LAWS(HPH)-1971-6-10

HUKUM CHAND Vs. SANSAR CHAND

Decided On June 01, 1971
HUKUM CHAND Appellant
V/S
SANSAR CHAND Respondents

JUDGEMENT

(1.) This is an appeal against the judgment of a learned Judge of the Delhi High Court (Himachal Bench). Tatachari, J., allowing a second appeal setting aside the judgments and decrees of the Courts below and decreeing the plaintiffs' suit by granting a declaration in the following terms:-

(2.) Diwana (since deceased and now represented by Sansar Chand, respondent No. 1), and Murli Dhar, respondent No. 2, sons of Chaudhary had brought their suit for declaration of their rights in respect of Khasra Nos. 141 and 146 by reason of their alleged continuous possession over these plots since the time of their ancestors and the construction of a house in plot No. 141 and kiln in plot No. 146. The plaintiffs had set up rights of ownership on the ground that they did not recognize the rights of any landlord by either ever paving any rent or rendering any service since the time of their ancestors, and in the alternative, they had claimed permanent tenancy rights. The defendants appellants had resisted the claim on the ground that the plaintiffs were merely tenants-at-will liable to pay rent in cash and also in kind and to be evicted at will. It appears, from the judgment of the first appellate Court, that the learned counsel for both sides had admitted that the findings of the trial Court, that the plaintiffs were owners of the construction but not of the site or land, were correct. This means that the plaintiffs gave up the case of ownership and adopted the alternative case of permanent tenancy which, however, was repelled by the trial and the first appellant Courts on the ground that facts proved were not sufficient to warrant such an inference.

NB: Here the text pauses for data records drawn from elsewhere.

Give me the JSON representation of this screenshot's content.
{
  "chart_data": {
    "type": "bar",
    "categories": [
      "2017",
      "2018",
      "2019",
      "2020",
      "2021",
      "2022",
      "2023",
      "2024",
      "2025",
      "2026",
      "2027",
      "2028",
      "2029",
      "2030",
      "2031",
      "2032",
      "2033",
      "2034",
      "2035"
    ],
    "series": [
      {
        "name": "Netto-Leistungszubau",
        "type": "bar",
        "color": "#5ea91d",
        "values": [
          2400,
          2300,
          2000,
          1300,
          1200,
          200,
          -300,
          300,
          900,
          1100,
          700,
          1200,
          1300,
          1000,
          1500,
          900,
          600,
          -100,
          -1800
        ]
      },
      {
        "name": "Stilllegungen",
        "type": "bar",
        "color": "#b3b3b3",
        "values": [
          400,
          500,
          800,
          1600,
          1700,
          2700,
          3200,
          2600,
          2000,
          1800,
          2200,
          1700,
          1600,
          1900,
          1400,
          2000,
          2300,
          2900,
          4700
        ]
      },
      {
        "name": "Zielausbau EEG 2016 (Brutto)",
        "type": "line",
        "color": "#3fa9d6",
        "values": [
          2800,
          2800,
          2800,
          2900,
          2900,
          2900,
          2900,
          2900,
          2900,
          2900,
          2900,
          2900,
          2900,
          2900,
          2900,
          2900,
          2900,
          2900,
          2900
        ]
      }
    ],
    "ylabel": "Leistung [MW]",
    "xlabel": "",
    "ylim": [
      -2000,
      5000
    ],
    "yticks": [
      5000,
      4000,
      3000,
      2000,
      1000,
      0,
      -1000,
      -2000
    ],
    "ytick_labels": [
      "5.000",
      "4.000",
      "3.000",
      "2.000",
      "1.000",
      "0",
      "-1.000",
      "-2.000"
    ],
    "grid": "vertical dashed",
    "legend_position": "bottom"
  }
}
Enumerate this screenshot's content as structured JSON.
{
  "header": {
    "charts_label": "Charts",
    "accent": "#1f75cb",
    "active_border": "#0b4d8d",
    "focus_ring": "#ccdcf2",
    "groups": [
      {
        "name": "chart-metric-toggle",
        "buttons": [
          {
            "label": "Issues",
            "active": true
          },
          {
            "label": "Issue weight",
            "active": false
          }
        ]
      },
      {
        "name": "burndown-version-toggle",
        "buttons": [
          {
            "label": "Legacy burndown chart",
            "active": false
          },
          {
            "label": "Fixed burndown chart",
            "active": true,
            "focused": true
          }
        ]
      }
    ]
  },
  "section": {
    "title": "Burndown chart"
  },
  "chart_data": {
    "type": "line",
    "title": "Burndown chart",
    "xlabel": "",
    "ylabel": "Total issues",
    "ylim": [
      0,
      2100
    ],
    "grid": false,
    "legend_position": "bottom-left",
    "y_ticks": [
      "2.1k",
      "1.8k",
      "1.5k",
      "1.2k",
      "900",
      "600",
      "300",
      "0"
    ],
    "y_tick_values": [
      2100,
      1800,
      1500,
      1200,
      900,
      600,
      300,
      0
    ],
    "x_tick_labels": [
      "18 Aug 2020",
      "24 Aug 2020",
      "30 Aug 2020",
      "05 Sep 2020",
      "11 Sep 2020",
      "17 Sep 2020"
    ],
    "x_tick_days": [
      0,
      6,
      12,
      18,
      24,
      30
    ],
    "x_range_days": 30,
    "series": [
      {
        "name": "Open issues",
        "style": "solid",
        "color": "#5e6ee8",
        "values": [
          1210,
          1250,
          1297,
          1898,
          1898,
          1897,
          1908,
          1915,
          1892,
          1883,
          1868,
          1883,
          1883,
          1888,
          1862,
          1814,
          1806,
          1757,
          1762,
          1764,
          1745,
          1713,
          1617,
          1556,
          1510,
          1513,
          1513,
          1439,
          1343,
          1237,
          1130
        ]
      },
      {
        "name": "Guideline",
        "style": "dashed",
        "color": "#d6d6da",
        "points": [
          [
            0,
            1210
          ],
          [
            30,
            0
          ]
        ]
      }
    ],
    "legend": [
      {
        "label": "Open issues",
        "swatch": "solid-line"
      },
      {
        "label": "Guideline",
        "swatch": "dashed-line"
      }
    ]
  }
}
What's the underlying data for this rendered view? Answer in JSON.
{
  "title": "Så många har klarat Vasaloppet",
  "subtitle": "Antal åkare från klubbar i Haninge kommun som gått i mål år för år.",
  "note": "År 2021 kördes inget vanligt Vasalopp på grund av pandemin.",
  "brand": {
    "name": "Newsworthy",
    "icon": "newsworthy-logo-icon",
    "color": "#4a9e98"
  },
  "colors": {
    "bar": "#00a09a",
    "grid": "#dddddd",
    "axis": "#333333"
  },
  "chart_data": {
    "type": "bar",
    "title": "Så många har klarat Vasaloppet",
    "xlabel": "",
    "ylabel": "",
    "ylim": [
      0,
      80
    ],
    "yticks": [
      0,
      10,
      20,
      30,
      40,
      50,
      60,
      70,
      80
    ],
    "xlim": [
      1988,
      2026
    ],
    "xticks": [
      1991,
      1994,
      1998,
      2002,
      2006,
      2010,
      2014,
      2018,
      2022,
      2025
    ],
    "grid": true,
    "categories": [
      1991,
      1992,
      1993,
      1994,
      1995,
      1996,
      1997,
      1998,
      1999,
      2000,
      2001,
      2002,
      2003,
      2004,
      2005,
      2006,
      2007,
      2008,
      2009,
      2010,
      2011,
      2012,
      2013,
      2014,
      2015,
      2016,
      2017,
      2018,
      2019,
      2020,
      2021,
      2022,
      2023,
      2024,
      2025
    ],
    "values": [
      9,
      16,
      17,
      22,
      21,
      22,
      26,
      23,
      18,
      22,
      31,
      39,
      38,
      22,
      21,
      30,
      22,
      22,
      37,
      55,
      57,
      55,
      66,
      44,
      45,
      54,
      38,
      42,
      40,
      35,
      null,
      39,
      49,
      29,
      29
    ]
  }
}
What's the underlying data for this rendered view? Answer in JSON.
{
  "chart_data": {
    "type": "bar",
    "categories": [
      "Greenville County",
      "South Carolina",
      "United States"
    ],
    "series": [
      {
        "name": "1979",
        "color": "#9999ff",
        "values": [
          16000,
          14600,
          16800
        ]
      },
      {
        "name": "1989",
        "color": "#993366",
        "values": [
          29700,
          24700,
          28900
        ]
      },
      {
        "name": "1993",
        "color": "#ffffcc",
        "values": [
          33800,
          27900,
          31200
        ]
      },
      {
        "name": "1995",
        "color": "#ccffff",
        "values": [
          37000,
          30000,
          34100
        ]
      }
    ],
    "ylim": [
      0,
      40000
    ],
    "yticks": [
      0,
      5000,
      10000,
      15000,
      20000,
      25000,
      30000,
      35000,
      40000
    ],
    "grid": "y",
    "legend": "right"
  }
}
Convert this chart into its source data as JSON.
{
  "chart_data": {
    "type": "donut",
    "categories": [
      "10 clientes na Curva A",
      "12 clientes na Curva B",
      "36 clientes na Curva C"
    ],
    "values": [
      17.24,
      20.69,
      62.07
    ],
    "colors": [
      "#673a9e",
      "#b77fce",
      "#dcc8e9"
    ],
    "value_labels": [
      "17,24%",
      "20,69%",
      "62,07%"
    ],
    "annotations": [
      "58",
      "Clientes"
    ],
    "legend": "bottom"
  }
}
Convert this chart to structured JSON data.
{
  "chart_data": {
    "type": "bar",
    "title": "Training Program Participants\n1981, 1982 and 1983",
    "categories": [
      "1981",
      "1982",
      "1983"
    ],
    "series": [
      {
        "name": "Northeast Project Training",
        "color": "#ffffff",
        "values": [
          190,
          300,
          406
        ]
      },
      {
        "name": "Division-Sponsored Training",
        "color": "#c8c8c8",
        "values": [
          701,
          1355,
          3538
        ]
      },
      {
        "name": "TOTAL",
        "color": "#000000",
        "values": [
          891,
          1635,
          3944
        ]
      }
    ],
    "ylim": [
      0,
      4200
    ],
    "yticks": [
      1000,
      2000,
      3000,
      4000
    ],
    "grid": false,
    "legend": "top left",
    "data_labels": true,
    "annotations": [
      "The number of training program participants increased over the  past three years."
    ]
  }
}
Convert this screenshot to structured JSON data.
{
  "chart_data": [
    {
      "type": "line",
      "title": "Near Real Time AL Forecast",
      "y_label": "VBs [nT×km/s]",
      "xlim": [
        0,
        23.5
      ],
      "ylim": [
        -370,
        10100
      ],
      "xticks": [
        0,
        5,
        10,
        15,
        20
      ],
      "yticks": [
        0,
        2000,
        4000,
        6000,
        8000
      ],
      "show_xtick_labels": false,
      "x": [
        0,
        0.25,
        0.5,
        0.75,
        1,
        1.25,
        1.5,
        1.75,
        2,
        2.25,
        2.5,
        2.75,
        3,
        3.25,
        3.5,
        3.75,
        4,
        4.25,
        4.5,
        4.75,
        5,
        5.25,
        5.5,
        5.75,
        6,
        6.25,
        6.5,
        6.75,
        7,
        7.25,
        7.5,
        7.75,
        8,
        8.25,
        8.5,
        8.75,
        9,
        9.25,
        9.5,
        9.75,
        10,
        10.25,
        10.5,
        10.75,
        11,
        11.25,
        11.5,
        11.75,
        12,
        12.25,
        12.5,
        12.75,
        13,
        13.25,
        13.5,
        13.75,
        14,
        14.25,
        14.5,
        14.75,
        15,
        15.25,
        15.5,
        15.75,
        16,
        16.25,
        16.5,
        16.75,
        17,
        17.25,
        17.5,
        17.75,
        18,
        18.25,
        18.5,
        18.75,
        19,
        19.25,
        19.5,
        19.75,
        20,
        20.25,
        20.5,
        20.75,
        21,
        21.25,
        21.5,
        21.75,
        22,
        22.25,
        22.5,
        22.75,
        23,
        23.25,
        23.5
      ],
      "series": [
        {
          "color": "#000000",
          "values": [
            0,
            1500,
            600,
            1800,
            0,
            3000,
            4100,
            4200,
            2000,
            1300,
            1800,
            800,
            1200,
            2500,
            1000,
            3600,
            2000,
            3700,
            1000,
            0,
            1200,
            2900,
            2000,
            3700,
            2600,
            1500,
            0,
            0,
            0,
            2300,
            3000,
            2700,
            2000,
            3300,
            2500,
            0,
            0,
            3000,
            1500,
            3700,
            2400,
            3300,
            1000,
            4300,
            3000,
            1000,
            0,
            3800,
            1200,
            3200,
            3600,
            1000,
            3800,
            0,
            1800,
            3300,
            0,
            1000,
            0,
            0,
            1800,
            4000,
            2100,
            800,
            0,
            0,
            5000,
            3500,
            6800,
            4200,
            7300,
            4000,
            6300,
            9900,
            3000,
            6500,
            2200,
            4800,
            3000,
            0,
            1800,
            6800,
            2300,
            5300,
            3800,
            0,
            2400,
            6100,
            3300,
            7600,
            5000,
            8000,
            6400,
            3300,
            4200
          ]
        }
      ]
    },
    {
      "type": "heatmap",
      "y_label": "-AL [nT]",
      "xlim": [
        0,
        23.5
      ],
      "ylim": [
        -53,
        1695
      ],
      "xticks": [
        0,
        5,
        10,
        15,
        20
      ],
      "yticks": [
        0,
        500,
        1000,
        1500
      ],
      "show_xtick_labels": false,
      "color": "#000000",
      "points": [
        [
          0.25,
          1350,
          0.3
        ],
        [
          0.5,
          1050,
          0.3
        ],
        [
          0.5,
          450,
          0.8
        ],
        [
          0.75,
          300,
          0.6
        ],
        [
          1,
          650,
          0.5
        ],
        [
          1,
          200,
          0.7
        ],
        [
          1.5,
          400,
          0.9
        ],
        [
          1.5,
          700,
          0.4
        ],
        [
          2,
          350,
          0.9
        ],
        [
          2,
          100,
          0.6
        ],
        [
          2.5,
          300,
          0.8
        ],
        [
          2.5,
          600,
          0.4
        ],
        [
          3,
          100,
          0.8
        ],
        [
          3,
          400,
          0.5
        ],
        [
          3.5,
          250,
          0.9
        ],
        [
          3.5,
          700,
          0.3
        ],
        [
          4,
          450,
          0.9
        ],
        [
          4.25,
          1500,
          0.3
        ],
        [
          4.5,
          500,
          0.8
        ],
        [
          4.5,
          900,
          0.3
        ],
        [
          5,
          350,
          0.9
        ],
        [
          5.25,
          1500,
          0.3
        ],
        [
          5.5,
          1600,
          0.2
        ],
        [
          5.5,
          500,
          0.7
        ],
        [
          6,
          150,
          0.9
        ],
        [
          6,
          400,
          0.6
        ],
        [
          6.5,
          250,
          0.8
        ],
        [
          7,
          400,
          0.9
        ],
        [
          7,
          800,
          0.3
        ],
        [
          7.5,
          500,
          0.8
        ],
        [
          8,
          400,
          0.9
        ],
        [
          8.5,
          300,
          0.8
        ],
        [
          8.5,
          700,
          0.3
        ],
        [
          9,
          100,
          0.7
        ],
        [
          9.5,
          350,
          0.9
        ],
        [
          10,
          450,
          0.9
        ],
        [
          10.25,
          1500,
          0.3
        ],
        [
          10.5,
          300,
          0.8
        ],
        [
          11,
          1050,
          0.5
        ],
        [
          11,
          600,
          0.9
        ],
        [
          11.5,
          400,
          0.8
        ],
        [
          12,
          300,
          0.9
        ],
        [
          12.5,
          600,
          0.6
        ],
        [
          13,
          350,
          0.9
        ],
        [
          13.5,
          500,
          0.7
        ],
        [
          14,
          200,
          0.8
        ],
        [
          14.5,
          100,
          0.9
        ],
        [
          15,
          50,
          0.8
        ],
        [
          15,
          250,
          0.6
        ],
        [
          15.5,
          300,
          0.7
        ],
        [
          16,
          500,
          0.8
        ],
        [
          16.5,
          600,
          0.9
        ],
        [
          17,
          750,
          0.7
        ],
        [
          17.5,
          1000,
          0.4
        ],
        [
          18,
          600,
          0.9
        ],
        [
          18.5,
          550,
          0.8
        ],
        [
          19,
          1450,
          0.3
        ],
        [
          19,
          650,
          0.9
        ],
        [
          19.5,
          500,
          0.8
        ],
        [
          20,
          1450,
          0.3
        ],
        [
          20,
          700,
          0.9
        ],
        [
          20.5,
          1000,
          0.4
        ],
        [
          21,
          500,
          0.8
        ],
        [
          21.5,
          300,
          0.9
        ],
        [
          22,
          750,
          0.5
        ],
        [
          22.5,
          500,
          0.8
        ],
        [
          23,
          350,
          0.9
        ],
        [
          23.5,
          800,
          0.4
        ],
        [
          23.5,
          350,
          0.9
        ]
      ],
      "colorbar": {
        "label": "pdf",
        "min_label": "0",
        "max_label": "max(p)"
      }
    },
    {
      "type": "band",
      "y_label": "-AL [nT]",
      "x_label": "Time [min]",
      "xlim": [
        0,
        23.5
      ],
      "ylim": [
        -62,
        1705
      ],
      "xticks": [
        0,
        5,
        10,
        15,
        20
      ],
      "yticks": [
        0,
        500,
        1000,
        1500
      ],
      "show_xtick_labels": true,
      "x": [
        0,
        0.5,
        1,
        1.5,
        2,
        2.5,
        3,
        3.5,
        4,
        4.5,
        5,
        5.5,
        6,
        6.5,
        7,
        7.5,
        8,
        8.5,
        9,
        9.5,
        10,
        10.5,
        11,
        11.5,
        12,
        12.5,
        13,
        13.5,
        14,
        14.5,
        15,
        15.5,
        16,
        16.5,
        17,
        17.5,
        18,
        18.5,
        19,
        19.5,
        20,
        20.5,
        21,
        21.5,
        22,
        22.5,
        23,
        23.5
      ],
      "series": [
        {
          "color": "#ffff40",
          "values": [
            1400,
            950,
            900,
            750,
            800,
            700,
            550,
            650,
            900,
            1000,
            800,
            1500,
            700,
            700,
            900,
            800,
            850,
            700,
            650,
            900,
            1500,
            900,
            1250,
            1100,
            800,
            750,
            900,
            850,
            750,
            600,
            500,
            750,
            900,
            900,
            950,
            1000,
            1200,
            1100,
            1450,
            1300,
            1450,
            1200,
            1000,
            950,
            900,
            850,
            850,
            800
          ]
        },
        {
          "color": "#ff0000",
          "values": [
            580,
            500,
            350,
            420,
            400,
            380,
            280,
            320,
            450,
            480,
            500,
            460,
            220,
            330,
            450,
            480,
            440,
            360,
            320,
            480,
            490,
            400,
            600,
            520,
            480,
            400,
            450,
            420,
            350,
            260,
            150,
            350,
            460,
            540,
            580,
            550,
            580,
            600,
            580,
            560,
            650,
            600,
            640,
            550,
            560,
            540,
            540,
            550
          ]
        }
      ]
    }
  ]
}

(3.) As the question whether, on facts found, a tenancy can be found to be permanent in nature is a question of law, as held in Bejov Gopal Mukherji v. Pratul Chandra Ghose. AIR 1953 SC 153. Tatachari J., went into the question whether facts found raised an inference of permanent tenancy in favour of the plaintiffs respondents and concluded that a presumption of such a tenancy, which had not been rebutted, arose from the following facts:-Firstly, although the origin of the lease or grant was not known, it was clear that the grant was made in the tune of the forefathers of the plaintiffs. Secondly, the land in dispute had devolved from generation to generation in the family of the plaintiffs by inheritance without any attempt to evict the plaintiffs or their ancestors (the unrebutted evidence of the plaintiffs had established succession at least thrice). Thirdly, as was stated in paragraph 5 of the written-statement, a house was constructed in or about 1905 by the plaintiffs or by their predecessors-in-interest, but, it was substituted by a hut when it fell down in an earthquake. The structure shown to be now existing according to the plaintiffs' evidence, was a double-storeyed thatch- roofed house on Khasra No. 141. Fourthly, there has been, from the time of the forefathers of the plaintiffs, a kiln on Khasra No. 146. Fifthly, the defendants' own witnesses had given evidence that the plaintiffs were Opahu tenants on payment of Rs. 5/-per annum together with earthen wares manufactured by the plaintiffs as rent in kind.